Die mit Abstand am häufigsten zitierten Arbeiten zum Thema Uterustumore stammen aus den Jahren 1938-1959 von dem Amerikaner H. S. N. Greene über Daten aus einer Kolonie von Laborkaninchen. Über zwei Jahrzehnte wurden im Laboratorium des „Rockefeller Institute for Medical Research“ in New York und in Princeton Kaninchen für verschiedene Versuchszwecke gehalten. Anfangs wurden viele Kaninchen selbst gezüchtet, später aber zugekauft. In den Jahren 1930-1934 wurde der Kaninchenbestand u. a. durch 3 seuchenhafte Ausbrüche von „Kaninchen-Pocken“ dezimiert und wieder  neu aufgestockt, auch mit Nachwuchs von Tieren, die während der Epidemien trächtig waren oder Jungtiere  aufzogen. Der gesamte Tierbestand betrug während der Aufzucht von Jungtieren bis zu 1700 Tiere. Die Zusammensetzung der Population in Bezug auf Rassen und deren Kreuzungen wurde in einem Artikel geliefert, der bereits 1935 im Zusammenhang mit Kaninchenpocken erstellt wurde.  

1. Greene, 1938
Im Jahr 1938 veröffentlichte Greene eine Arbeit, die sich mit rätselhaften, seuchenartigen Ausbrüchen von Toxikämie beschäftigte. Bei dieser Erkrankung handelt es sich um eine Blutvergiftung während oder nach der Trächtigkeit oder bei Scheinträchtigkeit. Im Rahmen dieser Arbeit wurde auch festgestellt, dass diese Erkrankungen auch Auswirkungen auf die Häufigkeit von Uterustumore hatte.

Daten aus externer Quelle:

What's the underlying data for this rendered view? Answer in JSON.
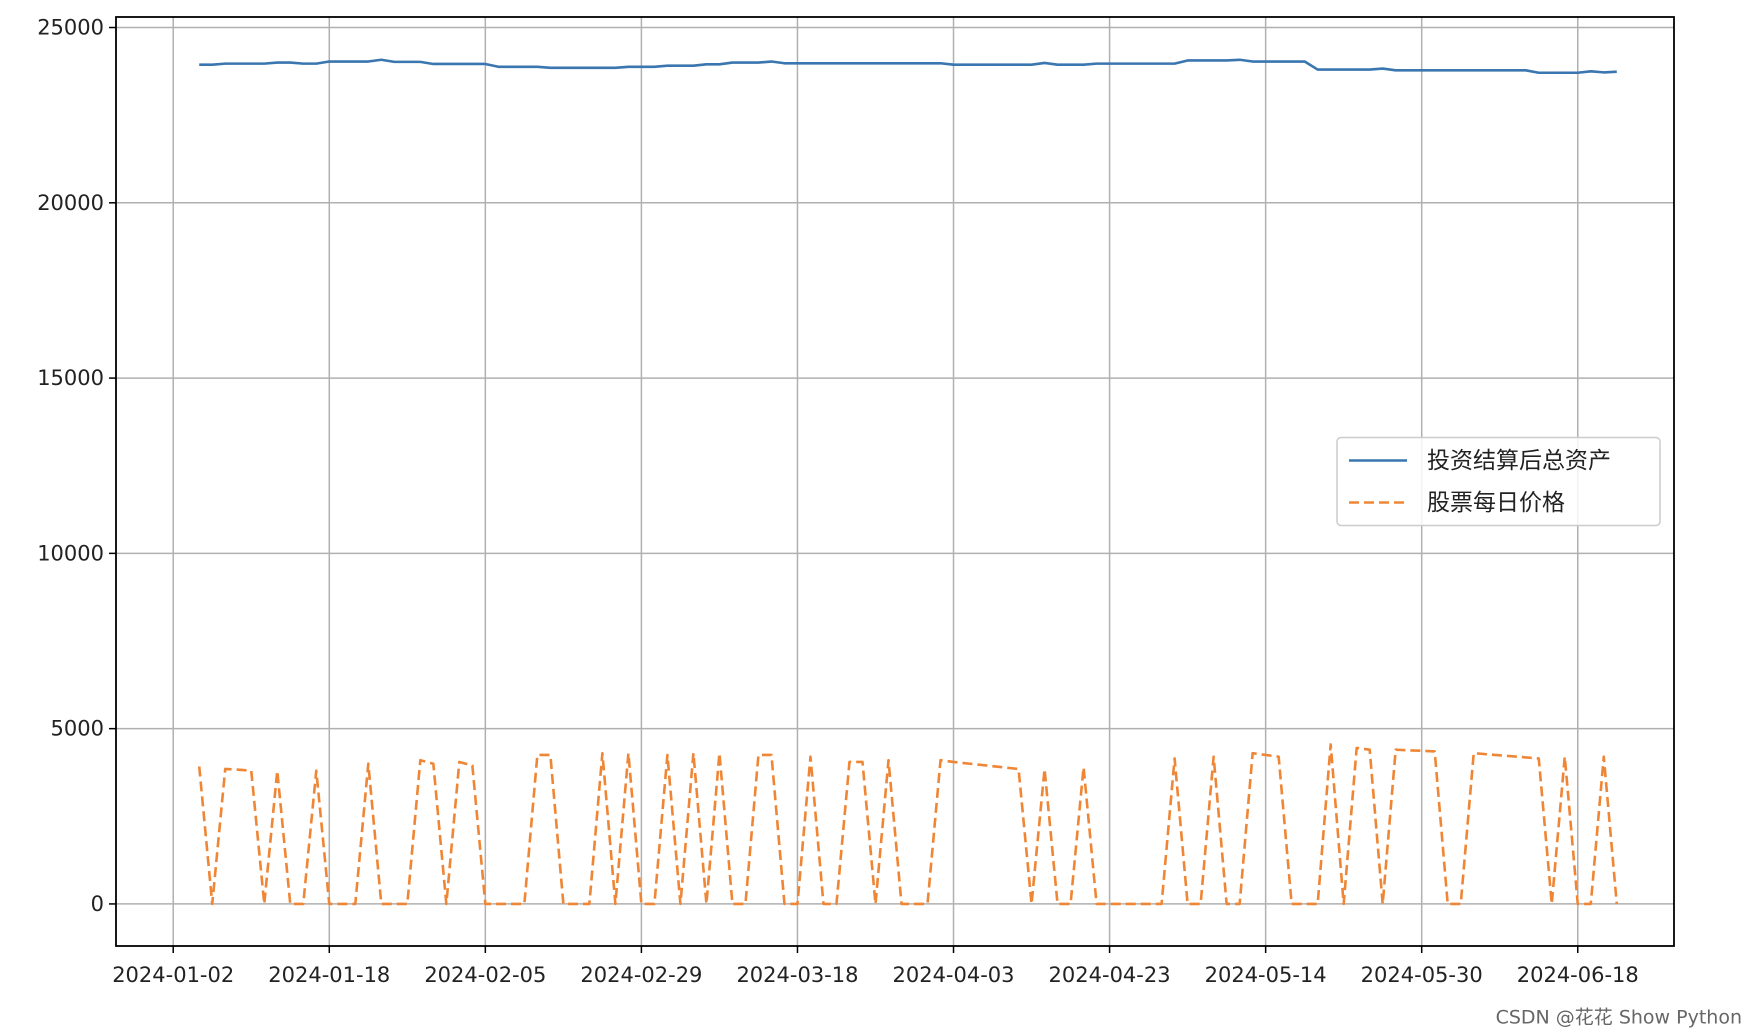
{
  "chart_data": {
    "type": "line",
    "categories": [
      "2024-01-02",
      null,
      null,
      null,
      null,
      null,
      null,
      null,
      null,
      null,
      null,
      null,
      "2024-01-18",
      null,
      null,
      null,
      null,
      null,
      null,
      null,
      null,
      null,
      null,
      null,
      "2024-02-05",
      null,
      null,
      null,
      null,
      null,
      null,
      null,
      null,
      null,
      null,
      null,
      "2024-02-29",
      null,
      null,
      null,
      null,
      null,
      null,
      null,
      null,
      null,
      null,
      null,
      "2024-03-18",
      null,
      null,
      null,
      null,
      null,
      null,
      null,
      null,
      null,
      null,
      null,
      "2024-04-03",
      null,
      null,
      null,
      null,
      null,
      null,
      null,
      null,
      null,
      null,
      null,
      "2024-04-23",
      null,
      null,
      null,
      null,
      null,
      null,
      null,
      null,
      null,
      null,
      null,
      "2024-05-14",
      null,
      null,
      null,
      null,
      null,
      null,
      null,
      null,
      null,
      null,
      null,
      "2024-05-30",
      null,
      null,
      null,
      null,
      null,
      null,
      null,
      null,
      null,
      null,
      null,
      "2024-06-18",
      null,
      null,
      null
    ],
    "series": [
      {
        "name": "投资结算后总资产",
        "color": "#3a76af",
        "style": "solid",
        "values": [
          null,
          null,
          23940,
          23940,
          23970,
          23970,
          23970,
          23970,
          24000,
          24000,
          23970,
          23970,
          24030,
          24030,
          24030,
          24030,
          24080,
          24020,
          24020,
          24020,
          23960,
          23960,
          23960,
          23960,
          23960,
          23880,
          23880,
          23880,
          23880,
          23850,
          23850,
          23850,
          23850,
          23850,
          23850,
          23880,
          23880,
          23880,
          23910,
          23910,
          23910,
          23950,
          23950,
          24000,
          24000,
          24000,
          24030,
          23980,
          23980,
          23980,
          23980,
          23980,
          23980,
          23980,
          23980,
          23980,
          23980,
          23980,
          23980,
          23980,
          23940,
          23940,
          23940,
          23940,
          23940,
          23940,
          23940,
          23990,
          23940,
          23940,
          23940,
          23970,
          23970,
          23970,
          23970,
          23970,
          23970,
          23970,
          24060,
          24060,
          24060,
          24060,
          24080,
          24030,
          24030,
          24030,
          24030,
          24030,
          23800,
          23800,
          23800,
          23800,
          23800,
          23830,
          23780,
          23780,
          23780,
          23780,
          23780,
          23780,
          23780,
          23780,
          23780,
          23780,
          23780,
          23710,
          23710,
          23710,
          23710,
          23750,
          23720,
          23740
        ]
      },
      {
        "name": "股票每日价格",
        "color": "#ef8636",
        "style": "dashed",
        "values": [
          null,
          null,
          3920,
          0,
          3850,
          3830,
          3800,
          0,
          3800,
          0,
          0,
          3800,
          0,
          0,
          0,
          4000,
          0,
          0,
          0,
          4100,
          4000,
          0,
          4050,
          3950,
          0,
          0,
          0,
          0,
          4250,
          4250,
          0,
          0,
          0,
          4300,
          0,
          4300,
          0,
          0,
          4250,
          0,
          4300,
          0,
          4300,
          0,
          0,
          4250,
          4250,
          0,
          0,
          4200,
          0,
          0,
          4050,
          4050,
          0,
          4100,
          0,
          0,
          0,
          4100,
          4050,
          4010,
          3970,
          3930,
          3890,
          3850,
          0,
          3850,
          0,
          0,
          3900,
          0,
          0,
          0,
          0,
          0,
          0,
          4150,
          0,
          0,
          4200,
          0,
          0,
          4300,
          4250,
          4200,
          0,
          0,
          0,
          4550,
          0,
          4450,
          4400,
          0,
          4400,
          4380,
          4370,
          4350,
          0,
          0,
          4300,
          4270,
          4240,
          4210,
          4180,
          4150,
          0,
          4200,
          0,
          0,
          4200,
          0
        ]
      }
    ],
    "ylim": [
      -1200,
      25300
    ],
    "yticks": [
      0,
      5000,
      10000,
      15000,
      20000,
      25000
    ],
    "grid": true,
    "legend": "center right",
    "watermark": "CSDN @花花 Show Python"
  }
}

Bild 5: Auszug aus Greene, 1938

 
Wurden bis dato 3-4 Uterustumore diagnostiziert, stieg die Inzidenz auf durchschnittlich 40 während Perioden des Ausbruchs von Toxikämie im Zeitraum von 11/1935-12/1936. Die Gesamtzahl der Häsinnen betrug 650. Das heißt, die festgestellte Inzidenz für Uterustumore von ursprünglich 0,6% auf 6,2%.

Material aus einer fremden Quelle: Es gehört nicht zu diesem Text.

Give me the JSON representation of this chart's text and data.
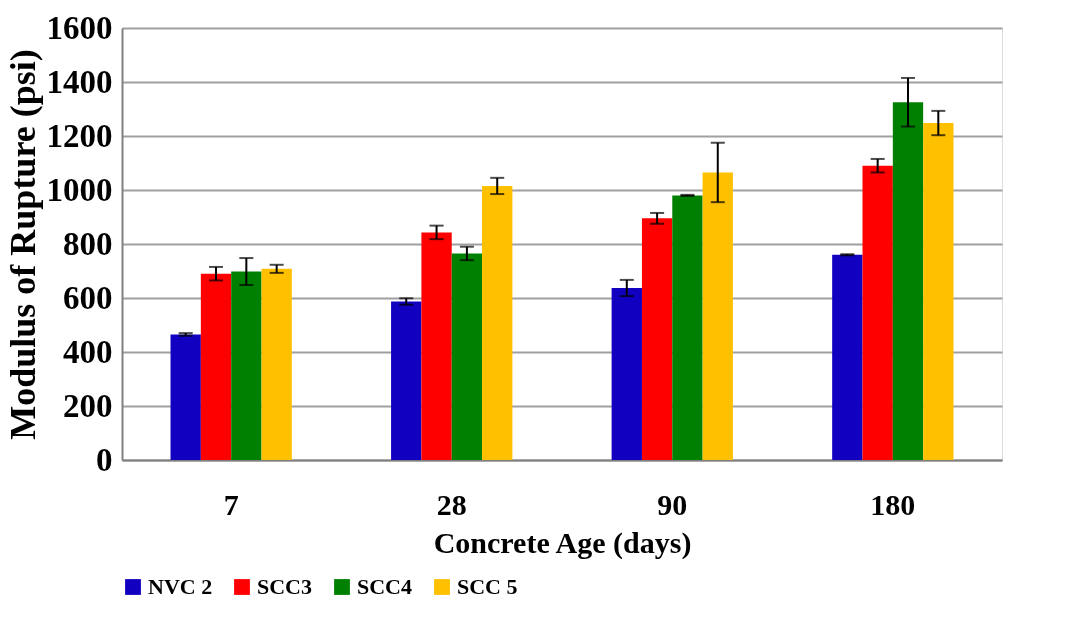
{
  "chart_data": {
    "type": "bar",
    "xlabel": "Concrete Age (days)",
    "ylabel": "Modulus of Rupture (psi)",
    "categories": [
      "7",
      "28",
      "90",
      "180"
    ],
    "series": [
      {
        "name": "NVC 2",
        "color": "#1100c0",
        "values": [
          465,
          587,
          637,
          760
        ],
        "errors": [
          5,
          12,
          30,
          2
        ]
      },
      {
        "name": "SCC3",
        "color": "#ff0000",
        "values": [
          690,
          843,
          895,
          1090
        ],
        "errors": [
          25,
          25,
          20,
          25
        ]
      },
      {
        "name": "SCC4",
        "color": "#008000",
        "values": [
          698,
          765,
          980,
          1325
        ],
        "errors": [
          50,
          25,
          2,
          90
        ]
      },
      {
        "name": "SCC 5",
        "color": "#ffc000",
        "values": [
          708,
          1015,
          1065,
          1248
        ],
        "errors": [
          15,
          30,
          110,
          45
        ]
      }
    ],
    "ylim": [
      0,
      1600
    ],
    "yticks": [
      0,
      200,
      400,
      600,
      800,
      1000,
      1200,
      1400,
      1600
    ],
    "grid": "y",
    "legend": "bottom"
  }
}
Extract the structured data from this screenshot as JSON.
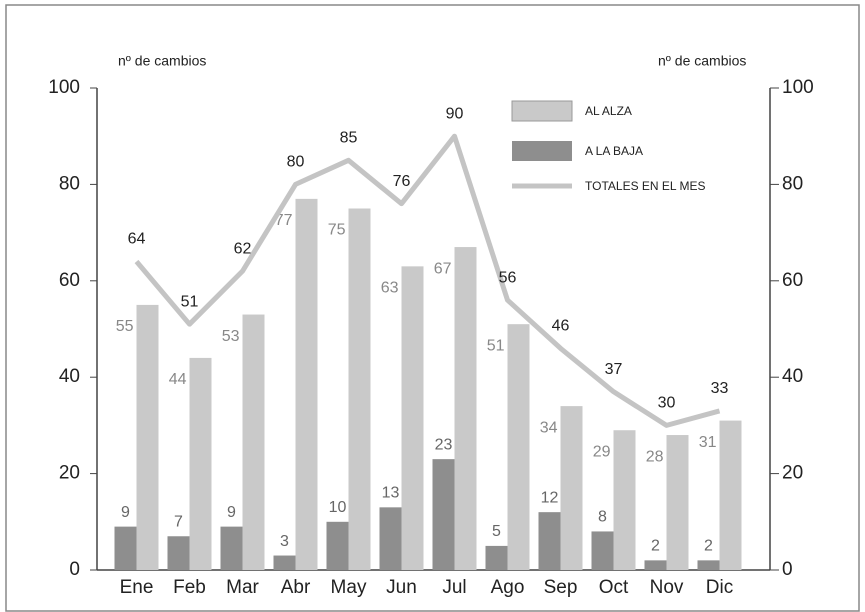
{
  "chart_data": {
    "type": "bar",
    "y_label": "nº de cambios",
    "y2_label": "nº de cambios",
    "categories": [
      "Ene",
      "Feb",
      "Mar",
      "Abr",
      "May",
      "Jun",
      "Jul",
      "Ago",
      "Sep",
      "Oct",
      "Nov",
      "Dic"
    ],
    "series": [
      {
        "name": "AL ALZA",
        "color": "#c9c9c9",
        "values": [
          55,
          44,
          53,
          77,
          75,
          63,
          67,
          51,
          34,
          29,
          28,
          31
        ]
      },
      {
        "name": "A LA BAJA",
        "color": "#8e8e8e",
        "values": [
          9,
          7,
          9,
          3,
          10,
          13,
          23,
          5,
          12,
          8,
          2,
          2
        ]
      },
      {
        "name": "TOTALES EN EL MES",
        "type": "line",
        "axis": "y2",
        "color": "#c4c4c4",
        "values": [
          64,
          51,
          62,
          80,
          85,
          76,
          90,
          56,
          46,
          37,
          30,
          33
        ]
      }
    ],
    "ylim": [
      0,
      100
    ],
    "yticks": [
      0,
      20,
      40,
      60,
      80,
      100
    ],
    "y2lim": [
      0,
      100
    ],
    "y2ticks": [
      0,
      20,
      40,
      60,
      80,
      100
    ],
    "legend": "top-right"
  }
}
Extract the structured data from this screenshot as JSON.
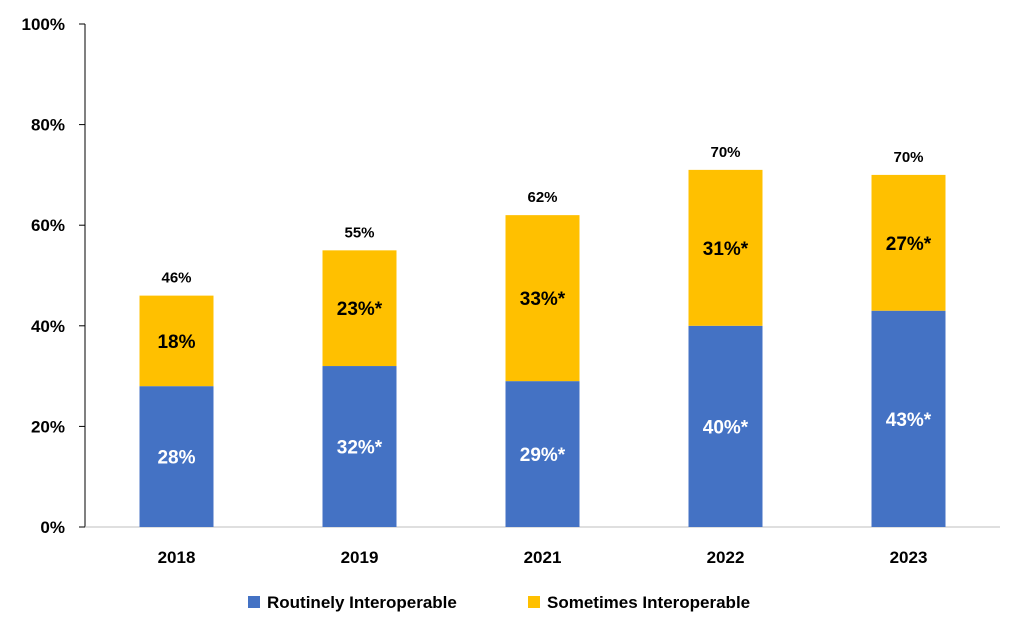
{
  "chart_data": {
    "type": "bar",
    "stacked": true,
    "title": "",
    "xlabel": "",
    "ylabel": "",
    "ylim": [
      0,
      100
    ],
    "yticks": [
      "0%",
      "20%",
      "40%",
      "60%",
      "80%",
      "100%"
    ],
    "ytick_values": [
      0,
      20,
      40,
      60,
      80,
      100
    ],
    "grid": false,
    "legend_position": "bottom",
    "categories": [
      "2018",
      "2019",
      "2021",
      "2022",
      "2023"
    ],
    "series": [
      {
        "name": "Routinely Interoperable",
        "color": "#4472C4",
        "values": [
          28,
          32,
          29,
          40,
          43
        ],
        "labels": [
          "28%",
          "32%*",
          "29%*",
          "40%*",
          "43%*"
        ],
        "label_color": "#FFFFFF"
      },
      {
        "name": "Sometimes Interoperable",
        "color": "#FFC000",
        "values": [
          18,
          23,
          33,
          31,
          27
        ],
        "labels": [
          "18%",
          "23%*",
          "33%*",
          "31%*",
          "27%*"
        ],
        "label_color": "#000000"
      }
    ],
    "totals": [
      "46%",
      "55%",
      "62%",
      "70%",
      "70%"
    ]
  }
}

In der Zusammenfassung wurde u. a. festgestellt, dass die Ursachen einerseits in endokrinen, hauptsächlich aber in den veränderten Umgebungsbedingungen zu finden waren, die auf den Umzug der Kolonie von New York nach Princeton im Herbst des Jahres 1935 zurückzuführen waren.

Bild 6: Auszug aus Greene, 1938


 
Als Zwischenfazit lässt sich also feststellen, dass in einer Population von 650 Häsinnen die Inzidenz für Uterustumore weniger als 1% betrug, die durch Erkrankungen innerhalb eines Jahres auf 6,2% anstieg.

2. Greene & Saxton, 1938
Als eine Zunahme der Tumorerkrankungen festgestellt wurde, veröffentlichten Greene & Saxton 1938 einen Artikel, der sich auf diese konzentrierte. Die Daten stammten nun aus den Jahren 1932-1937. Insgesamt wurden für die Arbeit 83 Fälle von Uterustumoren registriert, die  von 491 Häsinnen stammten (16,9%). Dieser neuerliche Anstieg von Uterustumoren ist darauf zurückzuführen, dass das Jahr 1937 mit einer weiteren Zunahme an Erkrankungen dazugekommen war.

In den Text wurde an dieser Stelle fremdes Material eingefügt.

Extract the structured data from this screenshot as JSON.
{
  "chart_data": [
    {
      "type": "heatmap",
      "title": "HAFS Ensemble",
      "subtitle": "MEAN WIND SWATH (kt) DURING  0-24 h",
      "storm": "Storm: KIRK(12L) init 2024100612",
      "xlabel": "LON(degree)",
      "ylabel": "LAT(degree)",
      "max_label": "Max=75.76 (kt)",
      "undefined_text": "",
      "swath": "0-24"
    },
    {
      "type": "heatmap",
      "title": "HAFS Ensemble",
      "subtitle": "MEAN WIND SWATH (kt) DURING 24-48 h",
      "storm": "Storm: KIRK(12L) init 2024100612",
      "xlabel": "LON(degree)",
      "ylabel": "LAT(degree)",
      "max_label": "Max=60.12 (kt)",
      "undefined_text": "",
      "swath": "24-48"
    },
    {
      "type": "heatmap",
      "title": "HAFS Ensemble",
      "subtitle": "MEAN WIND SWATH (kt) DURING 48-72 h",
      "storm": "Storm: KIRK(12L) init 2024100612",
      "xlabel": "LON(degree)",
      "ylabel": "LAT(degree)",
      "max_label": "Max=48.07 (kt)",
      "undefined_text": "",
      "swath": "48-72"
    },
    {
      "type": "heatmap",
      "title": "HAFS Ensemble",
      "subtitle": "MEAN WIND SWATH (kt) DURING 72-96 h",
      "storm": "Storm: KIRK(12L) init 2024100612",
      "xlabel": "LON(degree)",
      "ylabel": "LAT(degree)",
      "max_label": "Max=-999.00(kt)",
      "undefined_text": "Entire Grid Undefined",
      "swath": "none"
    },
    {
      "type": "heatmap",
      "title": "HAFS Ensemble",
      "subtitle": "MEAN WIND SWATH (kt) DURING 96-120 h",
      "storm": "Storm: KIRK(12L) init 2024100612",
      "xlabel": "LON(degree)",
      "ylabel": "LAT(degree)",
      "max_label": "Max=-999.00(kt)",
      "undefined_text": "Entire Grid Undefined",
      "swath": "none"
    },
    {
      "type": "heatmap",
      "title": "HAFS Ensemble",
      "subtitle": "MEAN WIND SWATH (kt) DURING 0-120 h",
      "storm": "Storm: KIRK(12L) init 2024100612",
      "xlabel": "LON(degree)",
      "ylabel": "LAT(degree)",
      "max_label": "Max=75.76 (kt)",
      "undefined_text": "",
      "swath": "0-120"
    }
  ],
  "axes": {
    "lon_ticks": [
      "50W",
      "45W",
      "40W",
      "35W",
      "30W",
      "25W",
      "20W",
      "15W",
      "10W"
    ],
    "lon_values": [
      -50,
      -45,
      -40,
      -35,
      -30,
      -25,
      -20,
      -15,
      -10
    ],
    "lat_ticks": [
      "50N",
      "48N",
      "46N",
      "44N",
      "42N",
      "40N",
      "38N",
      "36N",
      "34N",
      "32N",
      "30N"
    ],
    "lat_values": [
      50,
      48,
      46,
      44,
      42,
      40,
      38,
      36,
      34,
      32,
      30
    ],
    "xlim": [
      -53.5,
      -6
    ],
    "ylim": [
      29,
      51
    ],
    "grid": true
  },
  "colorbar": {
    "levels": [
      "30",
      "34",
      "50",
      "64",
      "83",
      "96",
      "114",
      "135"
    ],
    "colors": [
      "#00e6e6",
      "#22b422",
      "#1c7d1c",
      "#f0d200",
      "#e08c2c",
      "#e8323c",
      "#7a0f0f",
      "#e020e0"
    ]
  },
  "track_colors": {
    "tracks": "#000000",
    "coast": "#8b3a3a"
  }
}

Bild 7: Auszug aus Greene & Saxton, 1938


In diesem Artikel wurde auch auf die Altersverteilung der Tumorerkrankungen eingegangen.

Bild 8: Auszug aus Greene & Saxton, 1938


Zwischenfazit 2: die Inzidenz der Tumorerkrankungen lag demnach im Alter von 4 Jahren bei 44%, im Alter von 5 Jahren bei 25%, für 6 Jahre bei 9% und für 7 Jahre bei 1% und die Gesamtinzidenz der Uterustumore lag nunmehr bei 16,9%.

3. Greene, 1941
Drei Jahre später wurde von Greene ein weiterer Artikel veröffentlicht. In die Auswertung gingen nun die Daten von insgesamt 849 weiblichen Kaninchen ein; bei 142 (16,7%) wurde ein Uterustumor nachgewiesen. Das heißt, die Häufigkeit ist fast gleich geblieben. Da nun aber die Tiere immer früher erkrankten und auch früher starben, erhöhte sich der prozentuale Anteil der erkrankten Tiere in den betroffenen, höheren Altersgruppen dramatisch. Ursachen war, um es noch einmal zu erwähnen, der Umzug der Kolonie 1935 von New York nach Princeton mit den damit verbundenen Änderungen (Stress, Umgebung - insbesondere für die trächtigen Tiere).

In einer Tabelle (Bild 7) wurden die Daten für die Häufigkeit der Tumorerkrankungen nach Altersgruppen dargestellt. Für jede Altersstufe wurden die Tumore erfasst, die in diesem Alter neu auftraten.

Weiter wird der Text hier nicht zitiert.